Having found what I am certain was an H. betteni larva in Mechunk Creek on Tuesday, I decided to compare the two larvae closely today with microscope views. That's when I discovered a major mistake. The netspinner found on 9/12 at the South does not have "scale" hairs on the abdominal segments. Here is a microscope view of the abdomen of a Hydropsyche larva: the "scale" hairs are the short, wide, pointed, very black hairs.
Now look at the abdomen of the larva I found on 9/12:
I just don't see any scale hairs.
Back to the books. Which Ceratopsyche species has a head that's totally black, that would look like H. betteni? Steven Beaty, "The Trichoptera of North Carolina," p. 72:
C. alhedra -- larvae large; head uniformly black with posterior margin of head pale. Prefers clean streams and fast current. Mountains. Uncommon. Very intolerant.
I think that's a match. But let's look at a source with greater detail -- the EPA Manual on Hydropsyche and Symphitopsyche (now Ceratopsyche) genera by Schuster and Etnier. The relevant pages are 45-47. I'll not cite their complete description; I'll just focus on features that I can show you.
Symphitopsyche [Ceratopsyche] alhedra
Description: Head coal black except for circular areas around the eyes and large subrectangular yellow area on posterior lateral aspects of genae. ... Labrum coal black with short, black setae margined by tuft of long, yellow setae. Mandibles dark brown to black."

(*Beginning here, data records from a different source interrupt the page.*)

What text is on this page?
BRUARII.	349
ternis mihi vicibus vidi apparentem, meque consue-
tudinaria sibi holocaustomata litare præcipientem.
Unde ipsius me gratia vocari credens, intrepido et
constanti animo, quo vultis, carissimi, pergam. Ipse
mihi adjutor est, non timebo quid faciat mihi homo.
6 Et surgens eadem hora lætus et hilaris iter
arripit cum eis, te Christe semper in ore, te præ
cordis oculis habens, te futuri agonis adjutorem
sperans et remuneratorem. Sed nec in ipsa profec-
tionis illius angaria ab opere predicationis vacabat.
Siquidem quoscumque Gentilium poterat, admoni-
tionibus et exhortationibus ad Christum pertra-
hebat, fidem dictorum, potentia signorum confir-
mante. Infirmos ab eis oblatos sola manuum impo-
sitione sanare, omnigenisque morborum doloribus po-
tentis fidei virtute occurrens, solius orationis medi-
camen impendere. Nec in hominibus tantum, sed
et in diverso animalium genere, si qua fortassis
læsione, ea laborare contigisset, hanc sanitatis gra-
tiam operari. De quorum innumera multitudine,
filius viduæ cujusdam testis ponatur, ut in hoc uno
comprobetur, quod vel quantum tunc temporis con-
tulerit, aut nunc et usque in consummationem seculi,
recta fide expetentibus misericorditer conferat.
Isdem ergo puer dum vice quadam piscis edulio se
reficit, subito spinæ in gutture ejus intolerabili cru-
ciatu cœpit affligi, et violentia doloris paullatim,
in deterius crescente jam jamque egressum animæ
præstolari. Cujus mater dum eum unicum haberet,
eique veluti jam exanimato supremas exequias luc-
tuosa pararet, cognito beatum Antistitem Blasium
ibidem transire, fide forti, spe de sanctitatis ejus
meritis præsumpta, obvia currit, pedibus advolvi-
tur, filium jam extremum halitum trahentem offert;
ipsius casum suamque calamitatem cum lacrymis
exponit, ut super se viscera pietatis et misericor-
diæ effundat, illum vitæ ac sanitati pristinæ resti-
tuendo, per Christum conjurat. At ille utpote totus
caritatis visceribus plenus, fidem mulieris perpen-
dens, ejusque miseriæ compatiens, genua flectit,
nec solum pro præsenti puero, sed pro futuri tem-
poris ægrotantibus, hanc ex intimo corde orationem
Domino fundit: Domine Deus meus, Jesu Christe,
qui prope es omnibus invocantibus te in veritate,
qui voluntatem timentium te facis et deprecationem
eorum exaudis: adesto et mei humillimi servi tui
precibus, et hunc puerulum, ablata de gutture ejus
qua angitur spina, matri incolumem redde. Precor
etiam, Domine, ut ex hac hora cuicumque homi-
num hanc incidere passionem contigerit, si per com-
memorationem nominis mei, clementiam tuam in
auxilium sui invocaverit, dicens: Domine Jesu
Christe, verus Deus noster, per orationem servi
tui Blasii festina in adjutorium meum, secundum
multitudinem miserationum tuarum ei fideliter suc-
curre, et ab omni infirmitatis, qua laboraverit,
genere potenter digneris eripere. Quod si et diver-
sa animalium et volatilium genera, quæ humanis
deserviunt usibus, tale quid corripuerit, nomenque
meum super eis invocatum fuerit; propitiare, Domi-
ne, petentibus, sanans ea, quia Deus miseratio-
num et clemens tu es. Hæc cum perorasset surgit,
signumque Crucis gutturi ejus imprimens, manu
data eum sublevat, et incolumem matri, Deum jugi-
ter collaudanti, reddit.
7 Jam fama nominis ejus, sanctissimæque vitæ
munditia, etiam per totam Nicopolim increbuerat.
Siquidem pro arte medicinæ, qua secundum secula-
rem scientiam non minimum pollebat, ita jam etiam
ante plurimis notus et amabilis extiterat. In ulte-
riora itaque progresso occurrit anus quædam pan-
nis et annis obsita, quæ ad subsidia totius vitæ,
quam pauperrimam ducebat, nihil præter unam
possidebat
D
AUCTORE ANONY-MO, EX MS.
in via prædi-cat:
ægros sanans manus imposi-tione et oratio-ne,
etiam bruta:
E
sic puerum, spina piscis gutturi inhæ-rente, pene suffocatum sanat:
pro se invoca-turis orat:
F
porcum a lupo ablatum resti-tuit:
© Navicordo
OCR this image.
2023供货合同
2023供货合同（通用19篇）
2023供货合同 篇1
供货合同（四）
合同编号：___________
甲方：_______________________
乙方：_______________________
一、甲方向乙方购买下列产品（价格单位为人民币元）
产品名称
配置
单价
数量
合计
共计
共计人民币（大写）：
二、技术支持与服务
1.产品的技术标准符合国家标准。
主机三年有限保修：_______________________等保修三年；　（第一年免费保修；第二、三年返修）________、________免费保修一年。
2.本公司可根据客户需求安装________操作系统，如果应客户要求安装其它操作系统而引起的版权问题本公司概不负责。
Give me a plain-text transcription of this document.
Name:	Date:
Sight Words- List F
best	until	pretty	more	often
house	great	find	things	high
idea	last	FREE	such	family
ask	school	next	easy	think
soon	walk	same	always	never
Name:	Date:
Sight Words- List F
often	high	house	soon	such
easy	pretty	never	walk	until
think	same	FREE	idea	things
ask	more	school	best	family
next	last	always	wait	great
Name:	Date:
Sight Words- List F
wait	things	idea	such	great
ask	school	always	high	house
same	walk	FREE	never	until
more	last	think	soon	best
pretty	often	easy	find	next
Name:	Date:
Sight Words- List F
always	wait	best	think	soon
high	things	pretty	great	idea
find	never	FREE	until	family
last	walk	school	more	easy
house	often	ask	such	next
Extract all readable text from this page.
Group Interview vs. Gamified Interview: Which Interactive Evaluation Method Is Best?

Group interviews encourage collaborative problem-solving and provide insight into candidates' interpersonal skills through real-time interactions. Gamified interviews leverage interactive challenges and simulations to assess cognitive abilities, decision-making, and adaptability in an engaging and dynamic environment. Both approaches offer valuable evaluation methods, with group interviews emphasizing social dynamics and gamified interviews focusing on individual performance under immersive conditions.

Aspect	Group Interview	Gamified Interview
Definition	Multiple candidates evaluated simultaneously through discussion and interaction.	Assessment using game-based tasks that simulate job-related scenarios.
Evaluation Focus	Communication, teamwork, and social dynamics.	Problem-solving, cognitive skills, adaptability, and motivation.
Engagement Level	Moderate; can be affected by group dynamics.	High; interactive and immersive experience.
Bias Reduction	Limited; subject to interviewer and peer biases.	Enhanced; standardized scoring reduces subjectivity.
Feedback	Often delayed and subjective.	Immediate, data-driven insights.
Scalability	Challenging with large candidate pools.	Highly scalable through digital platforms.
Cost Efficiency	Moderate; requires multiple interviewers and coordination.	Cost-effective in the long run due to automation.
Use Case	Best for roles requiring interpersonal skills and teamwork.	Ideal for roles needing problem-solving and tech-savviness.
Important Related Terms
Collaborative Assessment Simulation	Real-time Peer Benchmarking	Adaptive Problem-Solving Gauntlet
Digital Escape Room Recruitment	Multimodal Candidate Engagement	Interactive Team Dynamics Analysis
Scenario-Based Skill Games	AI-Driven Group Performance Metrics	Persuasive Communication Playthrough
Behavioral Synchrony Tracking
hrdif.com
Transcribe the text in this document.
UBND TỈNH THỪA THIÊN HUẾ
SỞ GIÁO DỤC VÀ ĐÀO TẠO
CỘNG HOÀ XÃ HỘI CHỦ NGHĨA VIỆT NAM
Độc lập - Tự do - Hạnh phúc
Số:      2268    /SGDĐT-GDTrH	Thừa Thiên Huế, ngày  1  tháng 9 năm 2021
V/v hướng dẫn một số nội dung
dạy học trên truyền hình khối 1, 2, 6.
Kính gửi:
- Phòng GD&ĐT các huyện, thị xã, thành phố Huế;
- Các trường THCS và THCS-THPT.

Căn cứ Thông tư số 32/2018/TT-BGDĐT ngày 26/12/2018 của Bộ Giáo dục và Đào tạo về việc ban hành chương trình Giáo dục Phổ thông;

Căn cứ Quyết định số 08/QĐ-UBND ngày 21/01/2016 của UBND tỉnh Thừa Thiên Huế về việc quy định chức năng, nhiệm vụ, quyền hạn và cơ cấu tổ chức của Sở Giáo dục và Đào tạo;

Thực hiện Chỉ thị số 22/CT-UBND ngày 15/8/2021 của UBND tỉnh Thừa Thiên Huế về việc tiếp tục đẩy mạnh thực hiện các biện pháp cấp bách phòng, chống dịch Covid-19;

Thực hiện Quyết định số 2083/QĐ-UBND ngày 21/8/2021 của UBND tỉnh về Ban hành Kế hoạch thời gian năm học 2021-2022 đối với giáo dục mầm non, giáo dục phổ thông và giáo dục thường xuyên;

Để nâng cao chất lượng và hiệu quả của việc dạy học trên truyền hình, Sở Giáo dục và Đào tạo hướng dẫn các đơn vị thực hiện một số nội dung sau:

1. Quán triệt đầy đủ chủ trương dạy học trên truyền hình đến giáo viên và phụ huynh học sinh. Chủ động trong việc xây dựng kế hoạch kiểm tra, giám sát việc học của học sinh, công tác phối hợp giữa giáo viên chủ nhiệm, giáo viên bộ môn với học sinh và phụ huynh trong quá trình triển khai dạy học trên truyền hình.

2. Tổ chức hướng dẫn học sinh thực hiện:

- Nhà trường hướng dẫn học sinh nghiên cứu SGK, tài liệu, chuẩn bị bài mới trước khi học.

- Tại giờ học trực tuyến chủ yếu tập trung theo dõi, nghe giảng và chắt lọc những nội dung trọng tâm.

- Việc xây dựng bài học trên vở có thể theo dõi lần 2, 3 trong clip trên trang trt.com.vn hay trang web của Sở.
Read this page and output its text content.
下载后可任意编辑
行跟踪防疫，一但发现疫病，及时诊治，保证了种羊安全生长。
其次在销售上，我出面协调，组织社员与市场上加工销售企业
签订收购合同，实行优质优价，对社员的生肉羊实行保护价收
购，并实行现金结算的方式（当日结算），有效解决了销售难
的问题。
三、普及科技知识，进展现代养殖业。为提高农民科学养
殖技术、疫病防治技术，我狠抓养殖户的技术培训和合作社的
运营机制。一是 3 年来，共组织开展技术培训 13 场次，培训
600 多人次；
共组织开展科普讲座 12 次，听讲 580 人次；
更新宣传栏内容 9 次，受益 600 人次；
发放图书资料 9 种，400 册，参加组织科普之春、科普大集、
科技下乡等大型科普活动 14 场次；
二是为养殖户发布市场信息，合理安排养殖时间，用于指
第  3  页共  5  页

In the photo below we can see all three of these features: the "subrectangular yellow area" at the back sides of the head; the black labrum, or at least the top of the labrum covered with setae; and the dark brown/black mandibles.
I think that's a pretty good fit.
My apologies for not being more careful with this ID in the first place. But, when I make a mistake, I always try to correct it. And it's always a joy to realize that another species has been found in our streams.